Wrenchin’ Wednesday: Sealing your cooling system in new ways
Cooling is a tricky challenge for many projects. Cars and trucks can find creative ways to expel hot coolant into the atmosphere whether you’re idling in traffic or blasting down the freeway on a frigid day. Heat transfer—the process of moving it between different mediums—can be complicated. A hot engine needs to release that heat into the surrounding air, usually with a cooling fluid in between. However, there are several gaps in the chain where cooling efficiency can be lost. Big radiators, giant fans, and high-flow water pumps are the usual suspects called upon to remedy a mediocre cooling system, but those solutions are sometimes just not enough. It’s their implementation in the vehicle that matters most. At the end of the day, you can have everything mechanically correct, but if you’re simply not getting the right volume of airflow through the radiator, all that heat being directed into the radiator has no place to go, which raises coolant temps. Ducting air into the radiator can be a huge fix for a myriad of cooling issues, especially those that arise at speed. Classic cars rarely did much to direct air from the grille directly into the radiator. Oftentimes the dead space between the grille and core support can cause air to stall or spill back outside the vehicle. While we can get into metal ducting down the road, one of the details people miss is how well the radiator is sealed to the core support itself so that any air that enters its opening in the support is directed into the core of the radiator. This is a $5 solution to a potentially catastrophic problem too!
Hardware store window seals are the budget-minded fix for sealing all sorts of gaps around the radiator. The goal is to create an isolated chamber so that air enters the core, passes through the fan shroud, and is then finally extracted. You can buy a similar product at a parts store, but the costs per foot are much higher.
The adhesive-backed foam strips can be found in different dimensions and lengths, and it’s worth getting the high- or medium-density foams for durability. If the gap can’t be sealed by the sizes you can buy, these foam strips are also stackable and hold together quite well.
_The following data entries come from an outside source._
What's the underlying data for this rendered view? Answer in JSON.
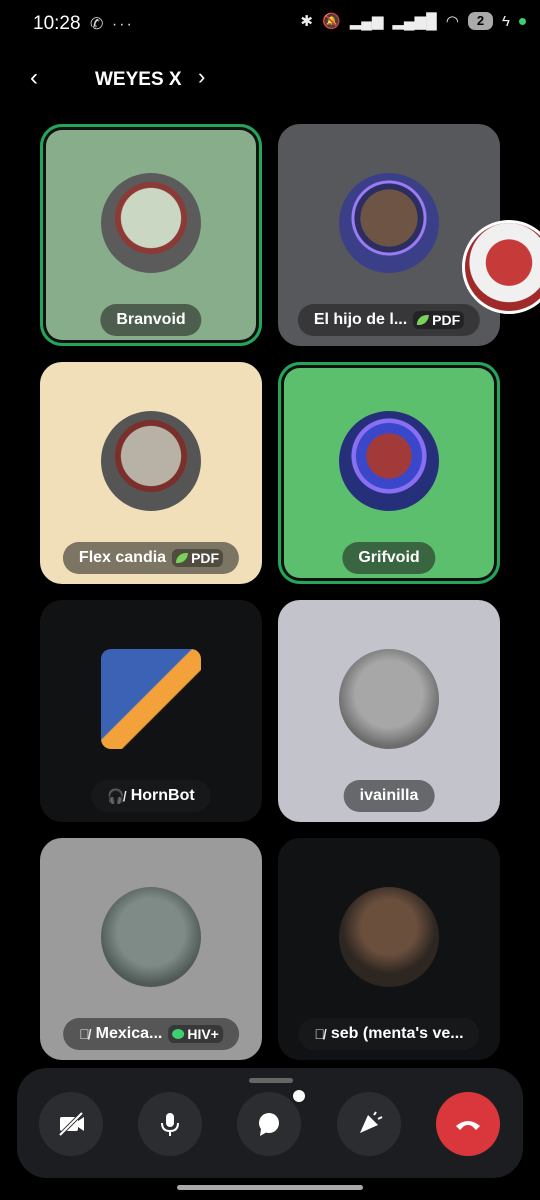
{
  "status": {
    "time": "10:28",
    "left_icons": "✆ ···",
    "battery": "2"
  },
  "header": {
    "channel": "WEYES X"
  },
  "tiles": [
    {
      "name": "Branvoid",
      "bg": "#87ad8a",
      "speaking": true,
      "badge": ""
    },
    {
      "name": "El hijo de l...",
      "bg": "#57585b",
      "speaking": false,
      "badge": "PDF"
    },
    {
      "name": "Flex candia",
      "bg": "#f0dfb8",
      "speaking": false,
      "badge": "PDF"
    },
    {
      "name": "Grifvoid",
      "bg": "#5bbf6e",
      "speaking": true,
      "badge": ""
    },
    {
      "name": "HornBot",
      "bg": "#111214",
      "speaking": false,
      "badge": ""
    },
    {
      "name": "ivainilla",
      "bg": "#c2c3cb",
      "speaking": false,
      "badge": ""
    },
    {
      "name": "Mexica...",
      "bg": "#9b9b9b",
      "speaking": false,
      "badge": "HIV+"
    },
    {
      "name": "seb (menta's ve...",
      "bg": "#111214",
      "speaking": false,
      "badge": ""
    }
  ],
  "controls": {
    "camera": "camera-off",
    "mic": "microphone",
    "chat": "chat",
    "activity": "activities",
    "end": "end-call"
  }
}
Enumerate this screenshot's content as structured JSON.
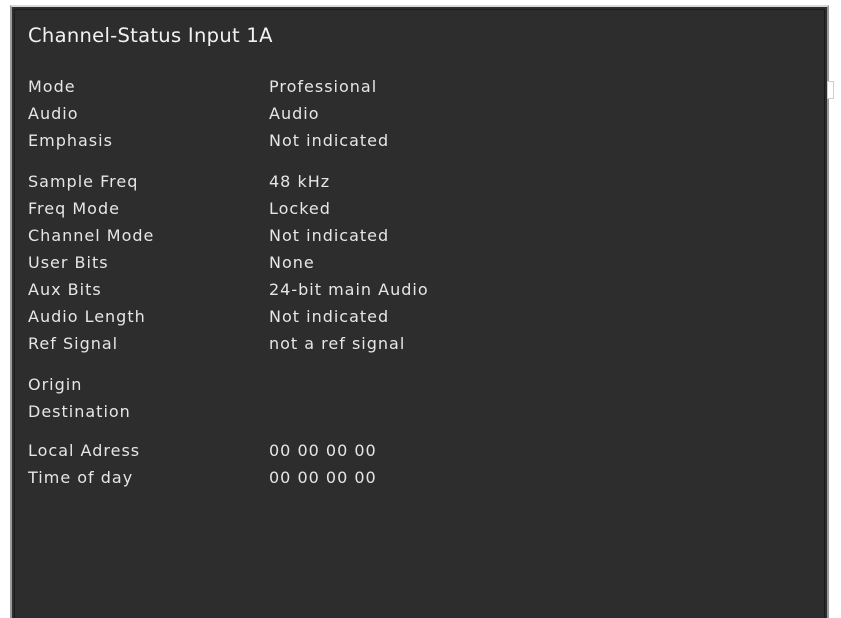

For today, a basic strip along the end tank of my generic aluminum radiator cleared up a quarter-inch gap. This has never caused an issue, but depending on what parts-swapping tomfoolery exists in your project, it can be a significant gap. It doesn’t seem like much, but once these gaps are sealed, idle and high-speed cooling can significantly improve as you’ve maximized the volume of air which can be directed through the radiator, and ultimately too, the amount of heat that volume of air can absorb and pull from the coolant.